O coronel Henry Steele Olcott, advogado e militar muito honrado pela sua participação na Guerra Civil, foi o grande companheiro de H.P. Blavatsky, co-fundador da Sociedade Teosófica. Estudioso do Espiritismo, Olcott conheceu Blavatsky em Chittenden, estado de Vermont, numa fazenda chamada Hospedaria Eddy, onde estavam ocorrendo fenômenos espantosos: materialização de formas fantasmagóricas, conforme vinha sendo divulgado no periódico Banner Light. As aparições, sensacionais, atraíam muitos visitantes. Olcott foi ao local e lá ficou quatro dias.

De volta a Nova Iorque, escreveu um artigo que foi publicado no New Iorque Sun. O artigo fez muito sucesso e o pesquisador foi convidado por outro jornal, o New Iorque Daily Graphic para fazer uma série de reportagens sobre o tema. Olcott voltou à Hospedaria Eddy e ali encontrou Madame que, atraída pelas reportagens, foi ver de perto os tais fenômenos. Ela fez mais do quer ver: depois de sua chegada, os fenômenos ganharam um novo colorido porque ela mesma produziu fenômenos: “Até o momento em que HPB apareceu em cena, as figuras que se mostravam ali eram de índios pele-vermelha, americanos ou europeus parecidos com os visitantes. Mas na primeira noite de sua chegada, figuras de outras nacionalidades começaram a se mostrar… Havia um jovem servo georgiano do Cáucaso, um mercador muçulmano de Tiflis, uma camponesa russa e outros” [CALDWELL, p 59].

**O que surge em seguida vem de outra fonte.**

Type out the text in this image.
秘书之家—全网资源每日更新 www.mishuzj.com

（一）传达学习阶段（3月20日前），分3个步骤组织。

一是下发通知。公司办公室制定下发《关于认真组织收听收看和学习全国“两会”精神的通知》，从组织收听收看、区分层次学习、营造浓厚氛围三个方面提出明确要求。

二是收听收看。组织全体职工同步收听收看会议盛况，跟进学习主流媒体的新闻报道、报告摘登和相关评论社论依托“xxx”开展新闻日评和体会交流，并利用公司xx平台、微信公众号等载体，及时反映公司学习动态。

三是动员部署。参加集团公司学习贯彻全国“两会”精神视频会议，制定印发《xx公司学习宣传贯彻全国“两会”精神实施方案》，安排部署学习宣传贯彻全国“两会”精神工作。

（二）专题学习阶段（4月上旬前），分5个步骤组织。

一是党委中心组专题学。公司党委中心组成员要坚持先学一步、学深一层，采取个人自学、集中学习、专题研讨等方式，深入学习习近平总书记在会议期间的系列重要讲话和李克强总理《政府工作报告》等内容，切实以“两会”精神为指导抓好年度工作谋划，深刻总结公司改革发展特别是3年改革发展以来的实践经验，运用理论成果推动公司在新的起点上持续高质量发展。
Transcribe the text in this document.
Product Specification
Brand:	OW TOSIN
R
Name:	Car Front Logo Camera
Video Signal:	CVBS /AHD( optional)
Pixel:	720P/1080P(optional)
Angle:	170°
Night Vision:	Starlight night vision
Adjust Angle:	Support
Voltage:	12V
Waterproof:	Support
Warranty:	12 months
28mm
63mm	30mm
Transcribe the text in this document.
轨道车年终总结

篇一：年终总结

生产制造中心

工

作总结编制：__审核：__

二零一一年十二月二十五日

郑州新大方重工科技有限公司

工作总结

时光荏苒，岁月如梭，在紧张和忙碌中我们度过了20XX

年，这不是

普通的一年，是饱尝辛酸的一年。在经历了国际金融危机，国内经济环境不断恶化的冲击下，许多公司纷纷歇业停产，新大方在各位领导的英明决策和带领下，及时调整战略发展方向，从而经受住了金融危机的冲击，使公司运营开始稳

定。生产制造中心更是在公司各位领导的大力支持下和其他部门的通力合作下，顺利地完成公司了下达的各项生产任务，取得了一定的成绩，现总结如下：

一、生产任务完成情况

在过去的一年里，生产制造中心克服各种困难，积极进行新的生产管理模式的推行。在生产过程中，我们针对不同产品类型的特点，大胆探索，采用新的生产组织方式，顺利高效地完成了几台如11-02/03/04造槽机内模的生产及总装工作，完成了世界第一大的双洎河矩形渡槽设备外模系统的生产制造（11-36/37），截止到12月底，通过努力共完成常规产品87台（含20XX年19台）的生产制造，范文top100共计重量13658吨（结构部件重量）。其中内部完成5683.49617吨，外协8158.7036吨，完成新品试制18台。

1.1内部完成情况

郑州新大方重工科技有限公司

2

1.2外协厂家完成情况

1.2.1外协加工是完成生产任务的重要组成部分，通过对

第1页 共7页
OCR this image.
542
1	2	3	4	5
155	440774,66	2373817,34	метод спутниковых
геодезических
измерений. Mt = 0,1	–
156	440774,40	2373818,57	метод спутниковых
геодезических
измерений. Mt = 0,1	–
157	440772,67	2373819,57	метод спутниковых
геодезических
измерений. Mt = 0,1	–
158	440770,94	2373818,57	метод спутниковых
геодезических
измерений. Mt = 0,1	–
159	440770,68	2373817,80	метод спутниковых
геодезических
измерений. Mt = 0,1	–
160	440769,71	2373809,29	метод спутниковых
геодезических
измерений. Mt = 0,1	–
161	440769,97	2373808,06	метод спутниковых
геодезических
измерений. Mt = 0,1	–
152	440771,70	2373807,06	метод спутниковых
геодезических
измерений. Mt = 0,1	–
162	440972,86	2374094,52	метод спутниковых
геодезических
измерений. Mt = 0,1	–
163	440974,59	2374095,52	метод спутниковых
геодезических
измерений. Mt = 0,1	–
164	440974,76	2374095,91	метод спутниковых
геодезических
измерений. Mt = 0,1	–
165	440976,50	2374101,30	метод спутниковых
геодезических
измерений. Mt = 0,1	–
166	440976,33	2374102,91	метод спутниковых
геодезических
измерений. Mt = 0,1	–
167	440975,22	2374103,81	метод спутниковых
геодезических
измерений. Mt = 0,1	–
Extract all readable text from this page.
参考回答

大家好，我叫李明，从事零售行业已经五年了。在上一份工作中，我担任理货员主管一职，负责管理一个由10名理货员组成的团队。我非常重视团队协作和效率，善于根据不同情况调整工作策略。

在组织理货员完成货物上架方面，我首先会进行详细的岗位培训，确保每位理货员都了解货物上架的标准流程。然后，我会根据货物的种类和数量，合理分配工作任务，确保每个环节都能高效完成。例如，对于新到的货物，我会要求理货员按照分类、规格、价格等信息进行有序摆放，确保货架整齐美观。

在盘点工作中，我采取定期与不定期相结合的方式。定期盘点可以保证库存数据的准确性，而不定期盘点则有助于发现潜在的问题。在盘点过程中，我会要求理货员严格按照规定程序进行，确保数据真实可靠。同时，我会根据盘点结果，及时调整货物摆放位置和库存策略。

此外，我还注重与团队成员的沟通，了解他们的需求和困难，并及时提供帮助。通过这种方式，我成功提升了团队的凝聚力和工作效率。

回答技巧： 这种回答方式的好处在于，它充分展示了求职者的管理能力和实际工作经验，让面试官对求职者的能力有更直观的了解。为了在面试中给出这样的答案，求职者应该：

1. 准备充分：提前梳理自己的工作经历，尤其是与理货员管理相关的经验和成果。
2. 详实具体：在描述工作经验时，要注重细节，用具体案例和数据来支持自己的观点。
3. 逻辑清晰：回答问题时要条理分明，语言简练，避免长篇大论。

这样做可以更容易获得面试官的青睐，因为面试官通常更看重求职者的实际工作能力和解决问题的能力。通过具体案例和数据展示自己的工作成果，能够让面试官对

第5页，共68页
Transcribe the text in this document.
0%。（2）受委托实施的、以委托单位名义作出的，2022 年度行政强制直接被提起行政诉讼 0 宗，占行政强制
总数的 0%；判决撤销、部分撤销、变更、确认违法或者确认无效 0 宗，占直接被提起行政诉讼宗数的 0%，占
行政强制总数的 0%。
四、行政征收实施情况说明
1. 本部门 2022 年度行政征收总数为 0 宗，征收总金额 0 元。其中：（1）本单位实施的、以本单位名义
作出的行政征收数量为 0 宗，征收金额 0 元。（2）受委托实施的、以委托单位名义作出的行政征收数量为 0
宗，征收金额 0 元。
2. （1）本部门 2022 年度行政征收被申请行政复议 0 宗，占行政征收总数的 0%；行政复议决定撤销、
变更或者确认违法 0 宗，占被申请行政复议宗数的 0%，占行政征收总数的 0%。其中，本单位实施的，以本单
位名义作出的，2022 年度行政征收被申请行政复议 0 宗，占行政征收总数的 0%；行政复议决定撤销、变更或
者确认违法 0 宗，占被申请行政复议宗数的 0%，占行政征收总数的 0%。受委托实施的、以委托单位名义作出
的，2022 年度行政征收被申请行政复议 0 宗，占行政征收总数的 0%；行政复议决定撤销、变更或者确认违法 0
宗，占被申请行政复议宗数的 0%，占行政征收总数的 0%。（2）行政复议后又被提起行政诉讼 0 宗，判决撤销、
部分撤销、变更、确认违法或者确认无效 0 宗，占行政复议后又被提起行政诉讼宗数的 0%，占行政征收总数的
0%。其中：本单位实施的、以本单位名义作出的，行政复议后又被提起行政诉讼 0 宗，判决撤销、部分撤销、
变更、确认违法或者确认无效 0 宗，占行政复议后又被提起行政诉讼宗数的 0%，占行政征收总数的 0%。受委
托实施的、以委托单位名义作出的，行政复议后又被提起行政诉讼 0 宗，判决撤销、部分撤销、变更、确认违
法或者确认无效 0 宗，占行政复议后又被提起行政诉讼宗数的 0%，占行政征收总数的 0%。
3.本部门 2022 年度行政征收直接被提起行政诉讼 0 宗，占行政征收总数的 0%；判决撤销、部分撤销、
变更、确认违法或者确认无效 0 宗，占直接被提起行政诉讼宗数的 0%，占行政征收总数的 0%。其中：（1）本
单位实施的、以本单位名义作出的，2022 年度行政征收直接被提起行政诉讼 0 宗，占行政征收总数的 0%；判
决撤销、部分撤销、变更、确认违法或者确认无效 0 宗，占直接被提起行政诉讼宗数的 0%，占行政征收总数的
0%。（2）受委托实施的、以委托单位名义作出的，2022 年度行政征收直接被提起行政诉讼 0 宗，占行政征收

Em Nova Iorque, Olcott procurou Blavatsky, que estava morando em Irving Place, nº16. Com ela, o coronel transpôs os limites do espiritismo kardecista e conheceu os filósofos orientais, o budismo e a existência dos adeptos [os Mahatmas ou Irmãos do Himalaia]. Mais tarde, foi adotado como discípulo pelo Mestre Koot Hoomi.

Sociedade Teosófica & Ísis Sem Véu

Em 17 de novembro de 1875, Blavatsky, Olcott e William Q. Judge fundaram oficialmente a Sociedade Teosófica sendo Olcott o presidente, Judge o conselheiro e Blavatsky, secretária para correspondências. Entre os objetivos da Sociedade destacam-se: estudo comparativo das religiões, filosofias e ciências de todo o mundo e todas as culturas;  investigação dos fenômenos inexplicáveis da Natureza. A idéia de formar a Sociedade foi de Olcott porém ele desconfiava que a inspiração fora “colocada” em sua mente porque no livro de anotações de HPB havia um escrito de julho de 1875 onde a ocultista registrou: “Ordens recebidas da Índia são de estabelecer uma sociedade filosófico-religiosa e escolher um nome para ela também escolher Olcott” [CALDWELL, p 76].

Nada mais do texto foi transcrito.